But Hap in some ways is the foil, the (in)human face of a narrative that urges its players into the itinerant selves they become. He’s the devil in the detail, the obsessive alchemist, the necessary dark to their light, and this isn’t a simple tale of good versus evil. Hap is the ‘mad scientist’ but he’s also the facilitator.

Marling and Batmanglij are careful not to make this a reworking of simplistic comic book heroism, where good ultimately triumphs over evil — the only result of which would be more ‘merch’ and a host of bastard replica shows fitting neatly into the Netflix categorisation machine. This is not Marvel, thankfully, but more akin to something Lynchian in its exploration of the liminal spaces between universes.

The script mirrors an outer world that is slowly erasing its long-standing truths, driven by an ever-strange mix of technology and magical thinking. But unlike Kurt Anderson who, in ‘Fantasyland: How America Went Haywire’, seeks a recommitment to some kind of cultural empiricism, they push deeper into the territory of magic and myth.

They signpost the dangers of cultism but refuse judgement. After all, what’s extreme magical thinking but a frenzied echo of modern marketing turned dark, a ‘brand story’ gone rogue..?

The writers know that embedded as we are in our times we all to varying degrees, allow ‘magic’ into our thinking. They’re seeking nothing less than an escape into reality, broken mirror and all, and like any art that threatens to be serious, theirs lives at the boundary of truth and lie.
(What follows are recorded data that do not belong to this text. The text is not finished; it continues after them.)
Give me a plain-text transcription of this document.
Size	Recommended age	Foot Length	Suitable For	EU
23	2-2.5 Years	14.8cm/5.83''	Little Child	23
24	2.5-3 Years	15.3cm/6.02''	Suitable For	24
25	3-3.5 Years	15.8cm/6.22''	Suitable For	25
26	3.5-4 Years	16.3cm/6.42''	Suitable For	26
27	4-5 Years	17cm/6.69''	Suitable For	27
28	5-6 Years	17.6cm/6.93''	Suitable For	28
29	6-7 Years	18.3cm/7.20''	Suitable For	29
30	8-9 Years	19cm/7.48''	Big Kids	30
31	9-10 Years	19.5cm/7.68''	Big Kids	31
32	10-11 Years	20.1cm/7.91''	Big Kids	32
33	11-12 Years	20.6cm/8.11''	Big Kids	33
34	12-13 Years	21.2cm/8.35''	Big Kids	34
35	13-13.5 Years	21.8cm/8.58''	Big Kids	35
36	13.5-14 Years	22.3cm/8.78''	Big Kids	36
Borders abound, boundaries melt and reform: friend/enemy, reality/fantasy, waking/dreaming, life/death… nothing is necessarily what it seems but crucially they don’t quite descend into that most common of modern mythologies, conspiracy. Conspiracy theory renders its adherents powerless, they become (almost willing) victims of a meta-narrative beyond their control. The OA on the other hand is seeking empowerment through creativity, and the writers use a host of tropes to explore this territory. One of those is the fairy tale, which allows them plenty of fantasy wriggle room.

I’m constantly put in mind of Angela Carter’s reworking of familiar stories to re-ignite mysteries rendered docile by centuries of sugar-coating. Death, and transformation become stories we can own rather than feel threatened by. In using a ‘device’ in plain sight, the script is also deconstructing that device, forcing us to see ourselves being worked on. Their truth is placed firmly ‘under erasure’, their ‘mobile army of metaphors, metonyms, and anthropomorphisms’ (Nietzsche) operate in plain sight: their ‘lies’ are transparent…

This is opposite to almost all forms of mass communication, mainstream or otherwise. The modern internet is riddled with agendas masquerading as information but is this not simply echoing the long-standing traditions of a cultural and political ‘elite’ that’s practiced various forms of deceit for decades..? This is a key theme in any reading of the show: sight and an ability to grasp, and navigate, a landscape becoming ever more nebulous…

Prairie’s initial blindness echoes our inability to see ‘truth’ until she awakes inside the ‘fairy tale’ that becomes a TV show… inside a TV show (us watching Hap watch his prisoners). In plain sight Prairie and Homer fall in love, but there’s a (transparent) wall between them. Everything is visible, love blossoms in full view and yet its flowering remains hidden… from all parties.
The show reinstates the unknown, not as a commodity (something to be revealed and traded) but as an absence that feels personal, a mystery that reinforces itself in its invisibility.

Consciousness expands into unknown space, creates time and recalls itself.


“The clash between science and religion has not shown that religion is false and science is true. It has shown that all systems of definition are relative to various purposes, and that none of them actually ‘grasp’ reality”
—Alan Watts, The Wisdom Of Insecurity

Combining, as it does, the realms of emotion and practical necessity, consumerism has slipped quietly into the gap between science and religion. We live an increasingly marketed existence, named and boxed by category systems.

The modern fetish for identity is working hand in glove with the likes of Facebook, Netflix and Amazon to target our desires, fears and neuroses, displaying versions our selves to ourselves in handheld mirrors disguised as phones.

Ads, products, TV shows are crafted to meet our apparent needs while clothing a great unknown that lives in our hearts — targeted narcissism is reframed as ‘freedom of choice’… Such are the shenanigans of the Silicon Valley marketers who would steal our mystery and sell it back to us.

The OA paints a portrait of death by delineating an absence it refuses to show…. A place where there are no names, no data, no Netflix and no subscriptions.

Or this is all a story I’m recounting in a loft somewhere to anyone who’ll listen…

If the writers are pushing Netflix to see how far they can go, the psychic octopus is surely a shove too far, but it goes to show they are not averse to humour or perhaps, and in the best abstract expressionist tradition, they’re making it up as they go along… which I thoroughly applaud. In this reading the ‘holes’ in the story become more important than where the story is headed, and a premature end is not really an end.

If The OA is a ‘mystery’ that deepens from within then where there is no conclusion, there are no facts, and there is no data to be farmed. The multiverse may provide stops along the way but this is the kind of journey that asks for absolute trust in something unknown, possibly unknowable… and that would be called faith.
The materialist in Hap would never accept this, and neither would Netflix or their shareholders.

So of course they were going to kill the show but I’m pretty certain Marling and Batmanglij are not done.

Their critique of the image of death and its ownership, at times, renders them heirs to Andy Warhol, while their intelligent foray into the nature of consciousness and its productions in the internet age, feels so topical as to be burning a hole in my screen.

In one sense the premature death of The OA was necessary in order for it to pass into folklore, to become in some cultish way, ‘real’ — Marling and Batmanglij must accept some of the credit/blame for this. But as ‘accessories after the fact’ Netflix have shown their hand and decided that either they are so tied to their algorithm as to have become its slave, a whole other conspiracy, or ‘great work’, after all, is not their thing.